In the video introducing the unreleased product, people wore the glasses while skydiving, riding a rollercoaster, skiing, riding a horse, playing ping-pong and swinging on a trapeze. Google Glass features a tiny display screen attached to the rim above the right eye and run on Google’s Android operation system for mobile devices.
According to New York Times, Glass lets users take “pictures or record video without using their hands, send the images to friends or post them online, see walking directions, search the Web by voice command and view language translations” through speaking, touching the frame, or moving their heads. Glass access the internet through Wi-Fi or Bluetooth linked to wireless service on a user’s cellphone.

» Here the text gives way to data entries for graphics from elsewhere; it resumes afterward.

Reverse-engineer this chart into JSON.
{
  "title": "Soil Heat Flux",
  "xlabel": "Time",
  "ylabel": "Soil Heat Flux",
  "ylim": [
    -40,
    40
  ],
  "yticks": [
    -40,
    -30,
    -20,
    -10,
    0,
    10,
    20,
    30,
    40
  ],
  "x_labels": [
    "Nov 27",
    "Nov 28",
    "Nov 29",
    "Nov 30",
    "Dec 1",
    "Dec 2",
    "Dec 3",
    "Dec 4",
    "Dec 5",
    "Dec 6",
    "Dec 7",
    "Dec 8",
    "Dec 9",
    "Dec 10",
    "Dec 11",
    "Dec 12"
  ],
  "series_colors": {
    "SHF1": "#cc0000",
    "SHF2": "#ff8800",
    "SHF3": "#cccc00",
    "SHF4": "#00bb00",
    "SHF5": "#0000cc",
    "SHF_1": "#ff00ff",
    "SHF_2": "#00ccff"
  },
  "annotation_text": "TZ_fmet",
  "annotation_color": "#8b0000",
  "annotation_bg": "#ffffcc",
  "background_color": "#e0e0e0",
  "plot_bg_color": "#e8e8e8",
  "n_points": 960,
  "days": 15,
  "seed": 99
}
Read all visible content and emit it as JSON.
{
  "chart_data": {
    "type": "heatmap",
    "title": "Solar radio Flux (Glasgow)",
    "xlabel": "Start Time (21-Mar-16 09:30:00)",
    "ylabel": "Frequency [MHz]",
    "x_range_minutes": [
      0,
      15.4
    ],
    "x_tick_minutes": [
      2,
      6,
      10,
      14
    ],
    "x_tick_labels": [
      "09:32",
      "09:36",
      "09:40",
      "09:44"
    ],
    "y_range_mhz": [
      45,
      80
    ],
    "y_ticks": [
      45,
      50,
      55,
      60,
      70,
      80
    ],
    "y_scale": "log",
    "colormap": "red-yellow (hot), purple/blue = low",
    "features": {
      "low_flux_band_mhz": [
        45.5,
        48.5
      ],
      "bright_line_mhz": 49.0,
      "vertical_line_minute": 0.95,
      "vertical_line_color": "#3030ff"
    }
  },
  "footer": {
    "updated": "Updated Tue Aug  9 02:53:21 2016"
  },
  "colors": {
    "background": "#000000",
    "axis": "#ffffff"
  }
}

The glasses will handle most of the same tasks as smartphones, but respond to voice commands [Reuters]
Google's Project Glass is getting closer to reality for consumers. Here's a closer look at the augmented reality glasses.
Users can use Glass to start Google Hangouts.
For those wanting to purchase the Glass for $1,500, Google will select among the applicants, who have written “what they would do with the glasses” on a Google Plus or Twitter post with the hashtag #ifihadglass of no more than 50 words, according to the Times, and the winners will attend an even to pick the glasses in New York, San Francisco or Los Angeles.
Tom Royal, editor of Popular Science UK, told Al Jazeera, “It’s going to require a huge investment around the world to make these things work.” He said that customers should temper their expectations.
According to Al Jazeera, the California-based search engine giant said the mass-market version of Google Glass will cost less than $1,500 but more than a smart phone.
Google does not plan to launch this innovation to the mass market until 2014.